The so-called "Magnus effect" refers to the aerodynamic forces and moments acting on a spinning body whose flight direction is not aligned with its axis of spin. The Magnus phenomena are of particular importance in the ordnance field. In the case of spin stabilized projectiles, for example, the combination of projectile spin and angle of attack results in a Magnus force and moment which often degrade their flight performance. Although the Magnus effects are small as compared to the non-spinning static aerodynamic forces and moments, they often have a significant influence on the projectile stability and consequent flight motion and trajectory. The Magnus effect has been cited as the cause of the poor performance and failures of several projectile-based weapon systems.
The Magnus phenomena have been extensively investigated by both theoretical and experimental means as noted by I. D. Jacobson in AGARDograph, No. 171, November, 1973. However, quantitative experimental data have been limited to force and moment type measurements either obtained directly from wind tunnels or indirectly from ballistic ranges. While providing useful information with regard to the projectile flight stability and trajectory, they often do not give a detailed insight into the cause of the resulting forces and moments.

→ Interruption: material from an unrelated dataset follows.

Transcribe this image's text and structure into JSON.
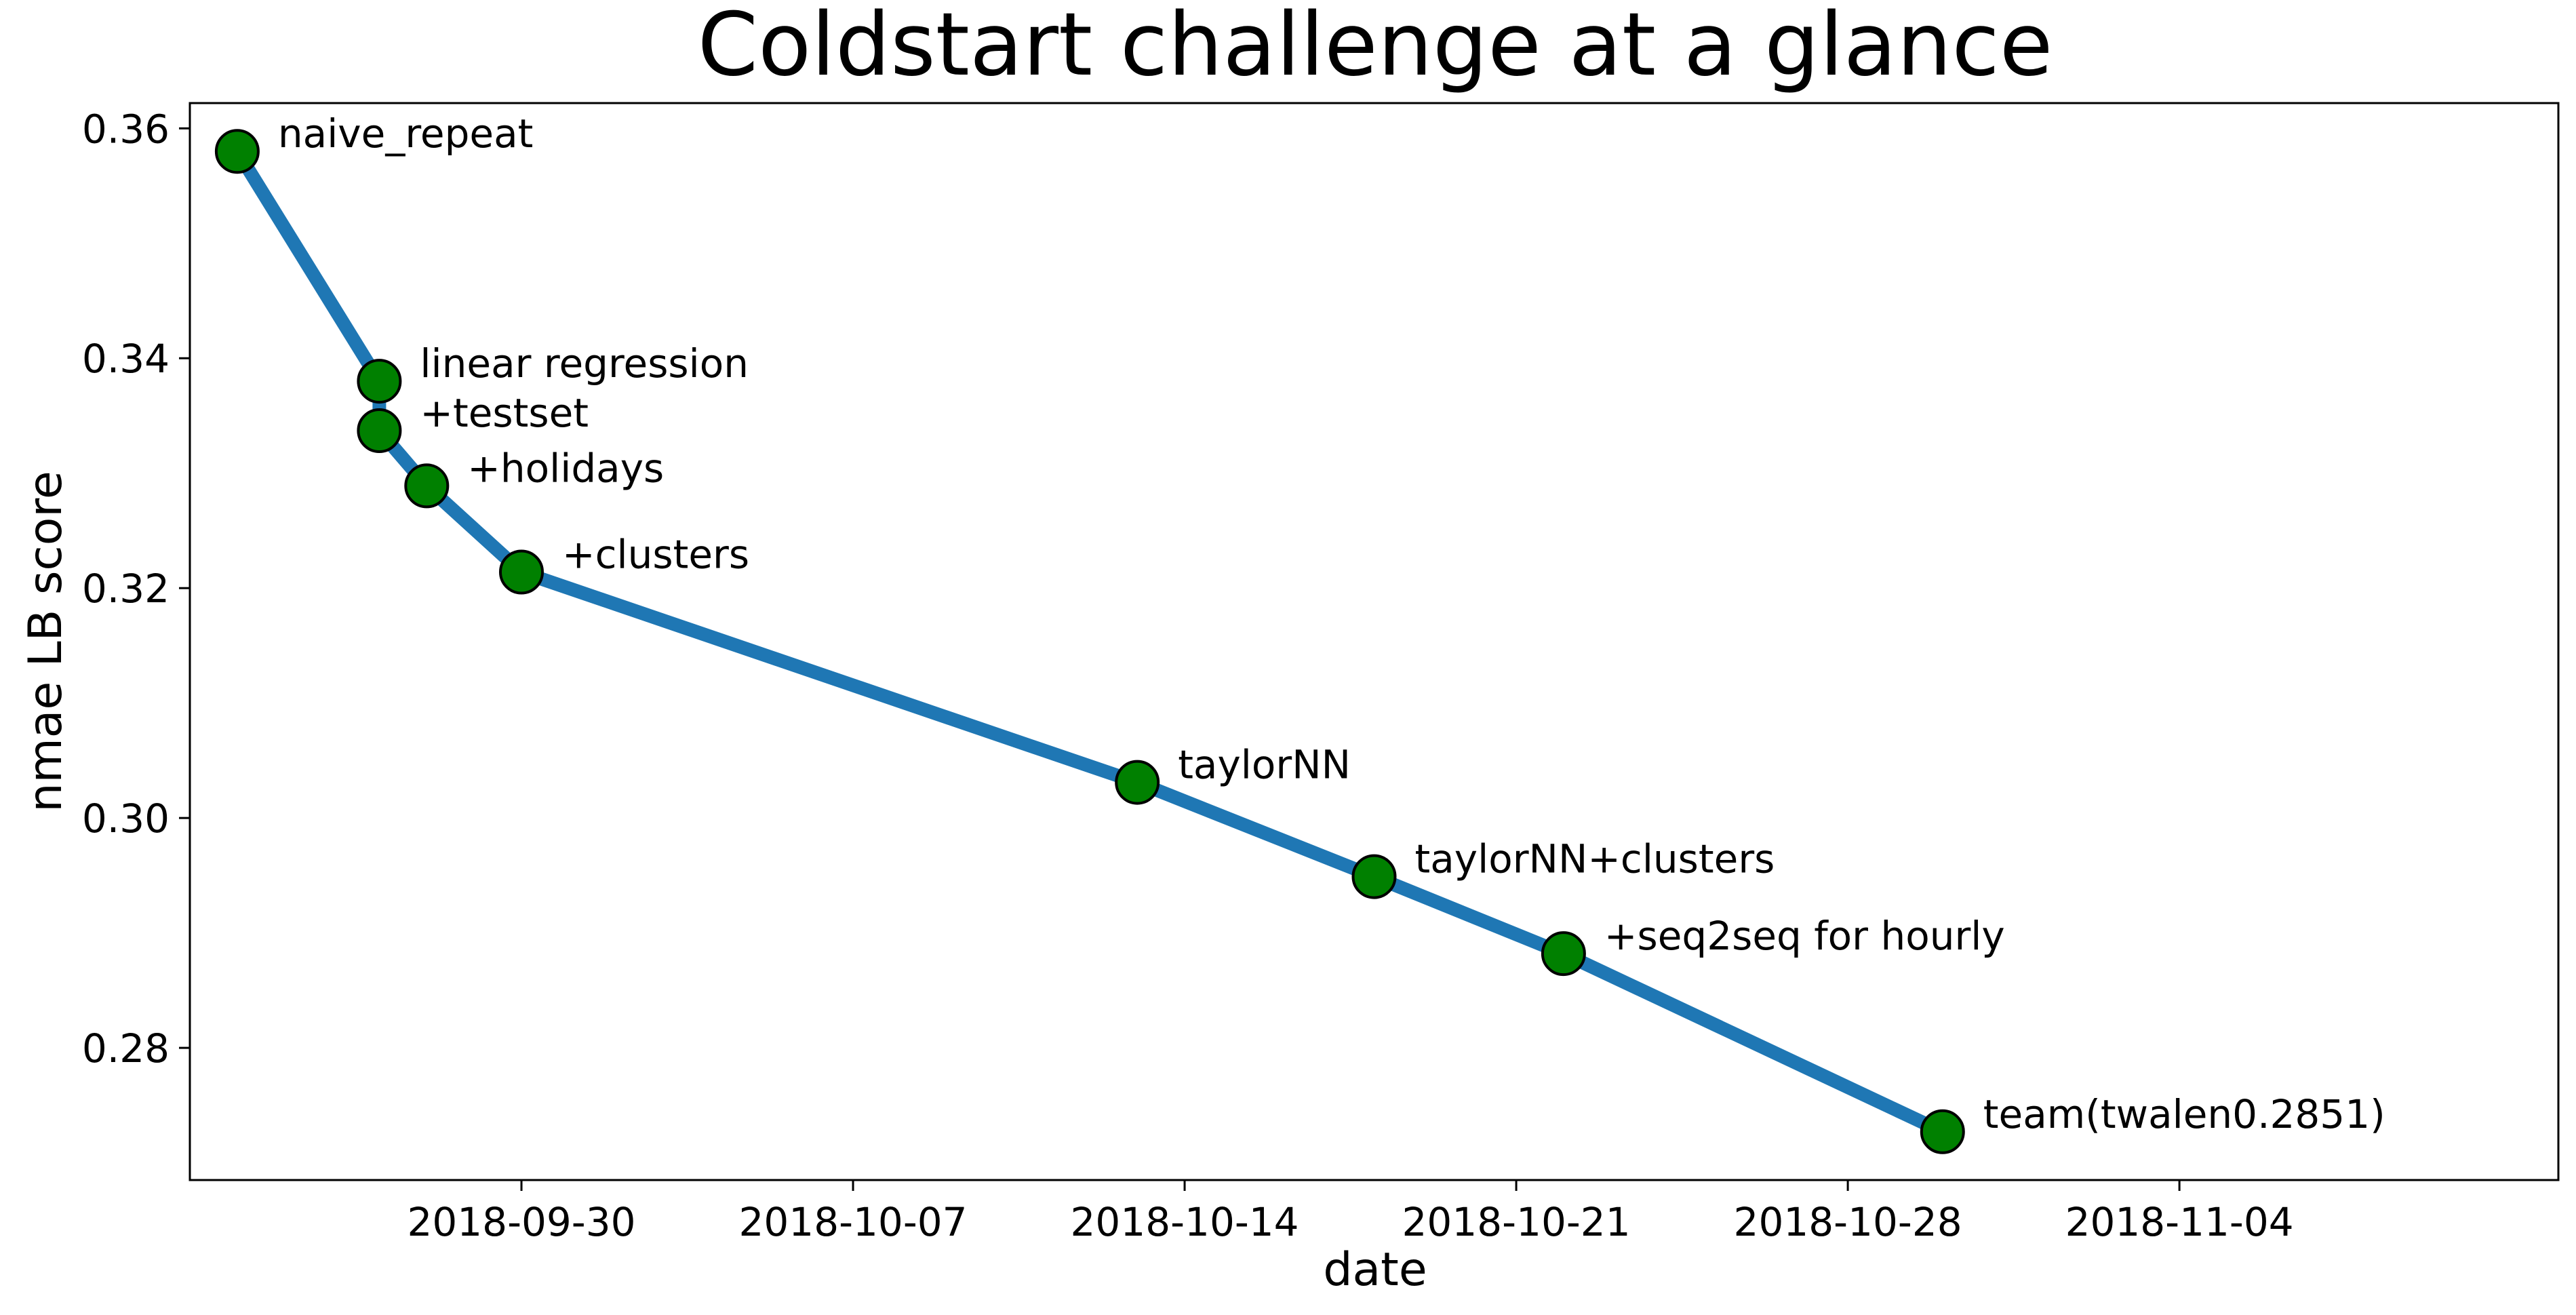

Additional knowledge concerning the Magnus effect could be gained by the experimental determination of the surface pressures acting on spinning bodies. If such data were available, it might provide a better understanding of the Magnus phenomena and would be an invaluable aid toward evolving a theoretical fluid dynamic model.
Experimental determination of the pressure distribution acting on the surface of a wind tunnel model is a basic and vital step in the design and analysis of aircraft, missiles, and other aerodynamic devices. Yet, up to now, these tests have always been limited to non-spinning conditions. The complete pressure distribution acting on the surface of a spinning body has never been experimentally obtained, even for the most simple cases.
Pressure measurements near the surface of spinning bodies can be obtained by simple static and total head pressure probes. However, their alignment with the local air flow direction and their proximity to the body surface is critical. Also, the body surface must not contain any protuberance which could physically interfere with the probes. In addition, the probe itself can create local flow disturbances which could effect the validity of the measured data. Thus there exists a need for instrumentation which can accurately measure the surface pressure on a spinning aerodynamic body without interfering with or disturbing the aerodynamic flow near the body.